Africa land grab could distort trade: IFAP

IFAP's Ajay Vashee

Reuters | Monday June 15 2009

  • Blames lack of investments by govts in agric for land grab
  • Says global agriculture plan needed to prevent food riots

By Wendell Roelf

CAPE TOWN, June 15 (Reuters) - A spate of controversial land acquisitions in Africa is a direct result of lack of investment by poorer governments and may worsen global trade distortions, the head of the world's leading farming lobby said on Monday.

Companies from the United States to the Middle East and Asia are eyeing investments in large farms on the world's poorest continent, looking to buy or lease land some activists have criticised as "land grabs."

"Basically this development is as a direct consequence of the lack of investment and prioritisation of investment in agriculture by many, many developing country governments," Ajay Vashee, president of the International Federation of Agricultural Producers (IFAP), told Reuters.

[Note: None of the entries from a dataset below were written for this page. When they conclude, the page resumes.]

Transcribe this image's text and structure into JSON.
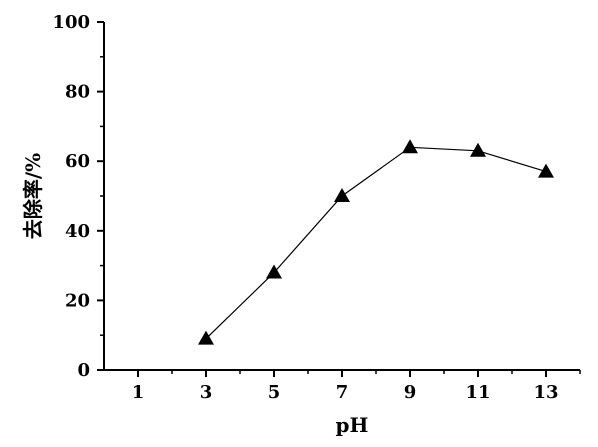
{
  "chart_data": {
    "type": "line",
    "title": "",
    "xlabel": "pH",
    "ylabel": "去除率/%",
    "x": [
      3,
      5,
      7,
      9,
      11,
      13
    ],
    "y": [
      9,
      28,
      50,
      64,
      63,
      57
    ],
    "xlim": [
      0,
      14
    ],
    "ylim": [
      0,
      100
    ],
    "x_ticks": [
      1,
      3,
      5,
      7,
      9,
      11,
      13
    ],
    "x_tick_labels": [
      "1",
      "3",
      "5",
      "7",
      "9",
      "11",
      "13"
    ],
    "y_ticks": [
      0,
      20,
      40,
      60,
      80,
      100
    ],
    "y_tick_labels": [
      "0",
      "20",
      "40",
      "60",
      "80",
      "100"
    ],
    "marker": "triangle",
    "grid": false,
    "legend": "none",
    "colors": {
      "line": "#000000",
      "marker": "#000000",
      "axis": "#000000"
    }
  }
}
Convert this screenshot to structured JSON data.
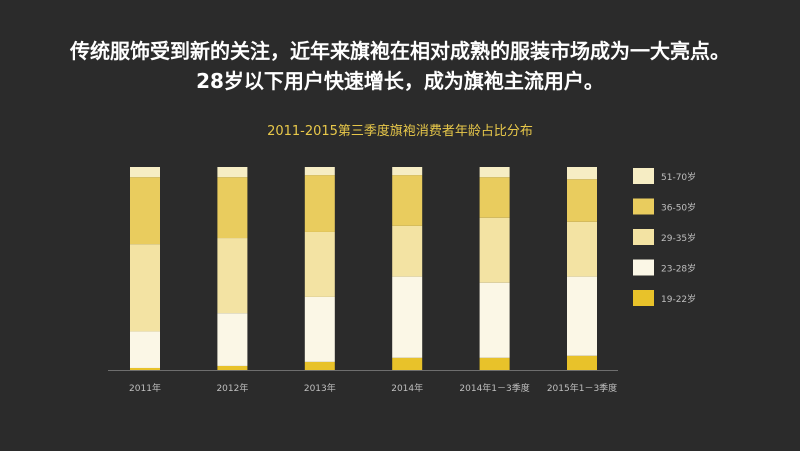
{
  "headline": {
    "line1": "传统服饰受到新的关注，近年来旗袍在相对成熟的服装市场成为一大亮点。",
    "line2": "28岁以下用户快速增长，成为旗袍主流用户。"
  },
  "chart_data": {
    "type": "bar",
    "stacked": true,
    "percent": true,
    "title": "2011-2015第三季度旗袍消费者年龄占比分布",
    "categories": [
      "2011年",
      "2012年",
      "2013年",
      "2014年",
      "2014年1－3季度",
      "2015年1－3季度"
    ],
    "series": [
      {
        "name": "19-22岁",
        "color": "#e8c22a",
        "values": [
          1,
          2,
          4,
          6,
          6,
          7
        ]
      },
      {
        "name": "23-28岁",
        "color": "#fbf7e6",
        "values": [
          18,
          26,
          32,
          40,
          37,
          39
        ]
      },
      {
        "name": "29-35岁",
        "color": "#f3e3a3",
        "values": [
          43,
          37,
          32,
          25,
          32,
          27
        ]
      },
      {
        "name": "36-50岁",
        "color": "#e9cc5e",
        "values": [
          33,
          30,
          28,
          25,
          20,
          21
        ]
      },
      {
        "name": "51-70岁",
        "color": "#f6edc4",
        "values": [
          5,
          5,
          4,
          4,
          5,
          6
        ]
      }
    ],
    "ylim": [
      0,
      100
    ],
    "legend_position": "right",
    "grid": false
  }
}
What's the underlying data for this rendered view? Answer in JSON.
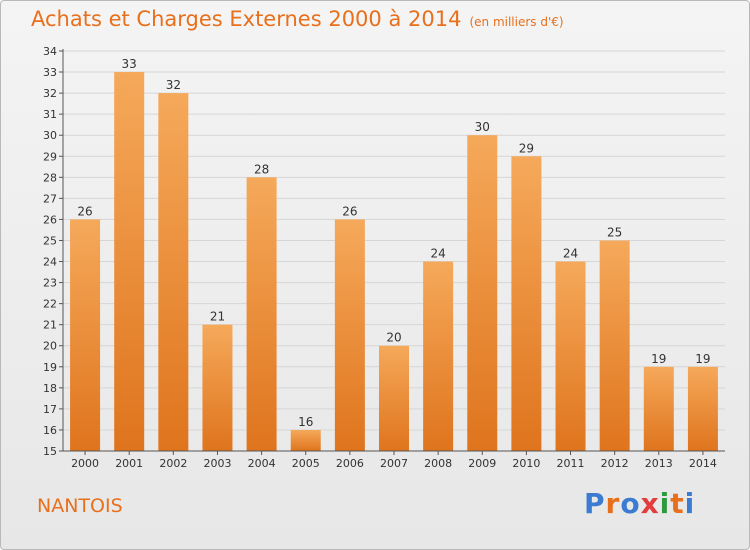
{
  "header": {
    "title": "Achats et Charges Externes 2000 à 2014",
    "unit": "(en milliers d'€)"
  },
  "footer": {
    "city": "NANTOIS",
    "logo": "Proxiti",
    "logo_colors": [
      "#3b7bd1",
      "#e8701c",
      "#3b7bd1",
      "#e23c3c",
      "#2e9a3c",
      "#e8701c",
      "#3b7bd1"
    ]
  },
  "colors": {
    "accent": "#e8701c",
    "bar_top": "#f5a95a",
    "bar_bottom": "#df741d",
    "grid": "#d6d6d6",
    "axis": "#555555"
  },
  "chart_data": {
    "type": "bar",
    "title": "Achats et Charges Externes 2000 à 2014",
    "xlabel": "",
    "ylabel": "",
    "categories": [
      "2000",
      "2001",
      "2002",
      "2003",
      "2004",
      "2005",
      "2006",
      "2007",
      "2008",
      "2009",
      "2010",
      "2011",
      "2012",
      "2013",
      "2014"
    ],
    "values": [
      26,
      33,
      32,
      21,
      28,
      16,
      26,
      20,
      24,
      30,
      29,
      24,
      25,
      19,
      19
    ],
    "ylim": [
      15,
      34
    ],
    "yticks": [
      15,
      16,
      17,
      18,
      19,
      20,
      21,
      22,
      23,
      24,
      25,
      26,
      27,
      28,
      29,
      30,
      31,
      32,
      33,
      34
    ],
    "grid": true,
    "legend": "none"
  }
}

"At the moment the way it's panning out is it's more towards ensuring food supply for countries or maybe raw materials...but it could lead to a situation where it could have ramifications on trade in the years to come," Vashee said on the sidelines of an African agriculture conference in Cape Town.

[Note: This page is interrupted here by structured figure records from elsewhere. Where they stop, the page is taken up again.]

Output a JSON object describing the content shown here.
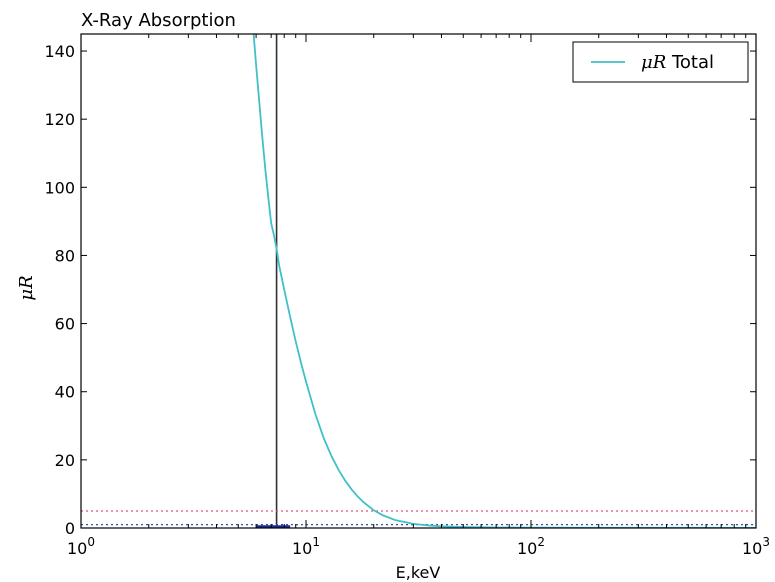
{
  "chart_data": {
    "type": "line",
    "title": "X-Ray Absorption",
    "xlabel": "E,keV",
    "ylabel": "μR",
    "xscale": "log",
    "xlim": [
      1,
      1000
    ],
    "ylim": [
      0,
      145
    ],
    "xticks": [
      1,
      10,
      100,
      1000
    ],
    "xtick_labels": [
      {
        "base": "10",
        "exp": "0"
      },
      {
        "base": "10",
        "exp": "1"
      },
      {
        "base": "10",
        "exp": "2"
      },
      {
        "base": "10",
        "exp": "3"
      }
    ],
    "yticks": [
      0,
      20,
      40,
      60,
      80,
      100,
      120,
      140
    ],
    "ytick_labels": [
      "0",
      "20",
      "40",
      "60",
      "80",
      "100",
      "120",
      "140"
    ],
    "grid": false,
    "legend": {
      "position": "top-right",
      "entries": [
        {
          "symbol": "μR",
          "text": "Total",
          "color": "#40c0c8"
        }
      ]
    },
    "series": [
      {
        "name": "μR Total",
        "color": "#40c0c8",
        "x": [
          5.85,
          6.0,
          6.2,
          6.4,
          6.6,
          6.8,
          7.0,
          7.2,
          7.4,
          7.6,
          7.8,
          8.0,
          8.5,
          9,
          9.5,
          10,
          11,
          12,
          13,
          14,
          15,
          16,
          17,
          18,
          20,
          22,
          25,
          30,
          35,
          40,
          50,
          70,
          100,
          200,
          500,
          1000
        ],
        "y": [
          145,
          136,
          125,
          114.5,
          105,
          97,
          89.5,
          86,
          82,
          77,
          73.5,
          70,
          62,
          54.8,
          48.5,
          43,
          33.5,
          26.3,
          21,
          16.9,
          13.7,
          11.2,
          9.2,
          7.6,
          5.2,
          3.7,
          2.3,
          1.2,
          0.75,
          0.5,
          0.28,
          0.15,
          0.1,
          0.07,
          0.05,
          0.04
        ]
      }
    ],
    "reference_lines": [
      {
        "orientation": "vertical",
        "x": 7.4,
        "color": "#303030",
        "style": "solid"
      },
      {
        "orientation": "horizontal",
        "y": 5,
        "color": "#e0507a",
        "style": "dotted"
      },
      {
        "orientation": "horizontal",
        "y": 1,
        "color": "#3050c0",
        "style": "dotted"
      }
    ]
  }
}
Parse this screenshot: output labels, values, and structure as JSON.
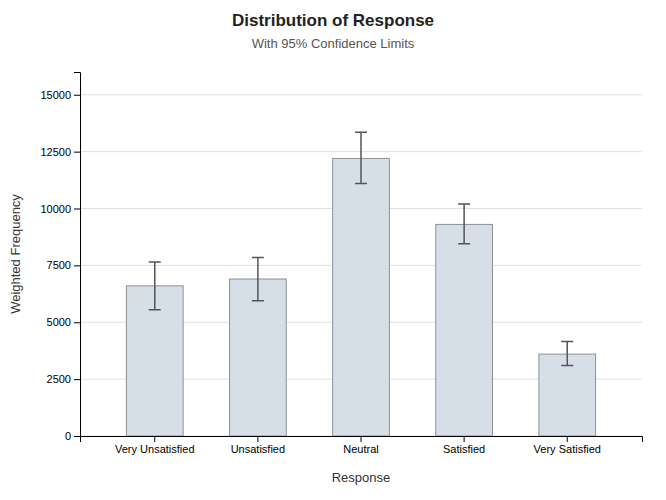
{
  "chart_data": {
    "type": "bar",
    "title": "Distribution of Response",
    "subtitle": "With 95% Confidence Limits",
    "xlabel": "Response",
    "ylabel": "Weighted Frequency",
    "categories": [
      "Very Unsatisfied",
      "Unsatisfied",
      "Neutral",
      "Satisfied",
      "Very Satisfied"
    ],
    "values": [
      6600,
      6900,
      12200,
      9300,
      3600
    ],
    "error_lower": [
      1050,
      950,
      1100,
      850,
      500
    ],
    "error_upper": [
      1050,
      950,
      1150,
      900,
      550
    ],
    "color": "#d6dfe8",
    "ylim": [
      0,
      16000
    ],
    "yticks": [
      0,
      2500,
      5000,
      7500,
      10000,
      12500,
      15000
    ],
    "grid": true
  }
}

However, Vashee, whose organisation represents 600 million farmers and 115 farmer organisations in 82 countries, said he could not see the distortions yet.

Large swathes of arable but fallow land in Africa has prompted rich countries, such as Saudi Arabia, to buy or lease tens of thousands of hectares of land as they seek greener pastures to help secure food security at home.

But the land acquisition phenomenon has been derided as exploitative by land activists and prompted the World Bank and European Union to call for guidelines.

SOLUTION

"We need to have functioning land markers, we have to have a tenure system for land ownership," Vashee said.

"The market will allow us to transfer land title, tenuring will allow security of land property," he said.

Ramping up domestic investment among small-scale African farmers was the easiest way to increase productivity and prevent controversial land deals, which could be reserved for niche markets such as the horticulture industry, he said.

Vashee, forecasting food prices across the board would rise between 10-15 percent in the next two to three years, called for a global agriculture plan to be developed to help prevent food price riots which rocked Africa in 2008.

"We don't have concrete figures but we've got some permutations which are likely to show that it will up 10 to 15 percent across the board," Vashee said.

Among the main drivers of the predicted food price increases were higher energy costs and climate change considerations as a global economic downturn curbed consumer spending, he said.